“To date we have not engaged directly with Time Warner Cable shareholders out of respect for the process and Time Warner Cable’s management and the board,” Alex Dudley, a spokesman, said in an interview. “But their unwillingness to engage leads us to conclude that we have to take our case directly to shareholders. We are doing that post-haste.”
Time Warner Cable’s largest shareholders (TWC:US) include Dodge & Cox Inc., Capital Group Cos. and T Rowe Price Group Inc.

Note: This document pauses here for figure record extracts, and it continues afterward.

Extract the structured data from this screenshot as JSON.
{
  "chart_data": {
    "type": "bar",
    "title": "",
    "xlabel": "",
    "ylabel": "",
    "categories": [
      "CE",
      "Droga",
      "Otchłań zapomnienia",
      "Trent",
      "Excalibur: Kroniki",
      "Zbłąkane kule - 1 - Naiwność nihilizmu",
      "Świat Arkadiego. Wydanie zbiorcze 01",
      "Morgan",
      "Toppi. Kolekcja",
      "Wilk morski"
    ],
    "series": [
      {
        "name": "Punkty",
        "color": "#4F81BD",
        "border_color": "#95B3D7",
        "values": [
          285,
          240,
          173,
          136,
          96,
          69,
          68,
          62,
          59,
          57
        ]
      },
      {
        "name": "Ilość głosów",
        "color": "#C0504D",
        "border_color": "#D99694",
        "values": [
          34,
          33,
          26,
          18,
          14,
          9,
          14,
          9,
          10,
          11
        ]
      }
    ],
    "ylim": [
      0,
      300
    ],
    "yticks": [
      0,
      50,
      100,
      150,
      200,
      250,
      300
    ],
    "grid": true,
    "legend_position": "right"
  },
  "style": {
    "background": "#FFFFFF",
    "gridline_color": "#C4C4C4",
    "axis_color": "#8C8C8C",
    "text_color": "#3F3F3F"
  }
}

Stamford, Connecticut-based Charter, as part of its appeal to Time Warner Cable shareholders, held a conference call with analysts yesterday during which executives reiterated the merits of combining the two companies.

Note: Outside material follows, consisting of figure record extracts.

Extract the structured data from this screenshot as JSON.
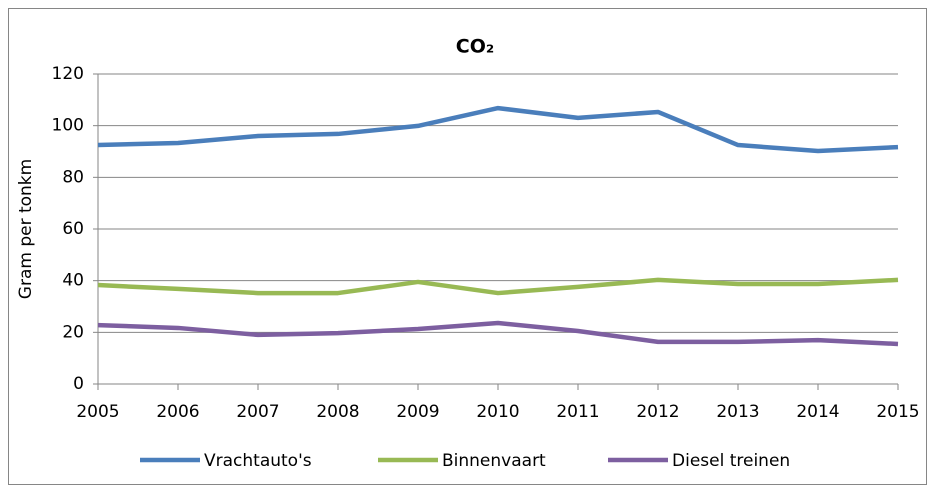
{
  "chart_data": {
    "type": "line",
    "title": "CO₂",
    "y_label": "Gram per tonkm",
    "x": [
      2005,
      2006,
      2007,
      2008,
      2009,
      2010,
      2011,
      2012,
      2013,
      2014,
      2015
    ],
    "xlim": [
      2005,
      2015
    ],
    "xticks": [
      2005,
      2006,
      2007,
      2008,
      2009,
      2010,
      2011,
      2012,
      2013,
      2014,
      2015
    ],
    "ylim": [
      0,
      120
    ],
    "yticks": [
      0,
      20,
      40,
      60,
      80,
      100,
      120
    ],
    "grid": true,
    "legend": "bottom",
    "series": [
      {
        "name": "Vrachtauto's",
        "color": "#4a7ebb",
        "values": [
          92.5,
          93.3,
          96,
          96.8,
          99.9,
          106.8,
          103,
          105.3,
          92.5,
          90.2,
          91.7
        ]
      },
      {
        "name": "Binnenvaart",
        "color": "#98b954",
        "values": [
          38.3,
          36.8,
          35.2,
          35.2,
          39.5,
          35.2,
          37.6,
          40.3,
          38.7,
          38.7,
          40.3
        ]
      },
      {
        "name": "Diesel treinen",
        "color": "#7d5fa0",
        "values": [
          22.8,
          21.7,
          19,
          19.7,
          21.3,
          23.6,
          20.5,
          16.3,
          16.3,
          17,
          15.5
        ]
      }
    ]
  }
}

Chief Operating Officer John Bickham referred to what he described as Time Warner Cable’s operational failures, citing rising subscriber losses and less than optimal investment in the company’s network.
“Time Warner Cable has had a failed operating strategy that is revealed by the fact they are losing video customers at an accelerated rate,” Bickham said. “This negative momentum isn’t simply the result of their operating plan over the last year -- it is the failed plan over the last half-decade.”
Time Warner Cable, based in New York, responded that there was nothing in Charter’s presentation and call yesterday “that changes the fact that its proposal is grossly inadequate,” according to a statement. “We are confident in our standalone plan and we are not going to let Charter steal the company.”
Time Warner Cable Chief Executive Officer Rob Marcus called Charter’s $132.50-a-share bid a “low-ball offer” in an interview Jan. 13. The proposal included $82.54 cash per share and $49.96 in stock, or 0.372 Charter shares, according to Charter’s presentation yesterday. Excluding debt, the deal would be worth about $37.3 billion.
Charter, the fourth-largest U.S. cable company, rose 2.3 percent to $137.34 in New York yesterday. Time Warner Cable, the second-largest U.S. cable provider, rose 2.7 percent to $136.
Time Warner Cable shareholders may be satisfied with an offer of $140 to $150 a share, according to price estimates compiled by Bloomberg from stock owners and analysts.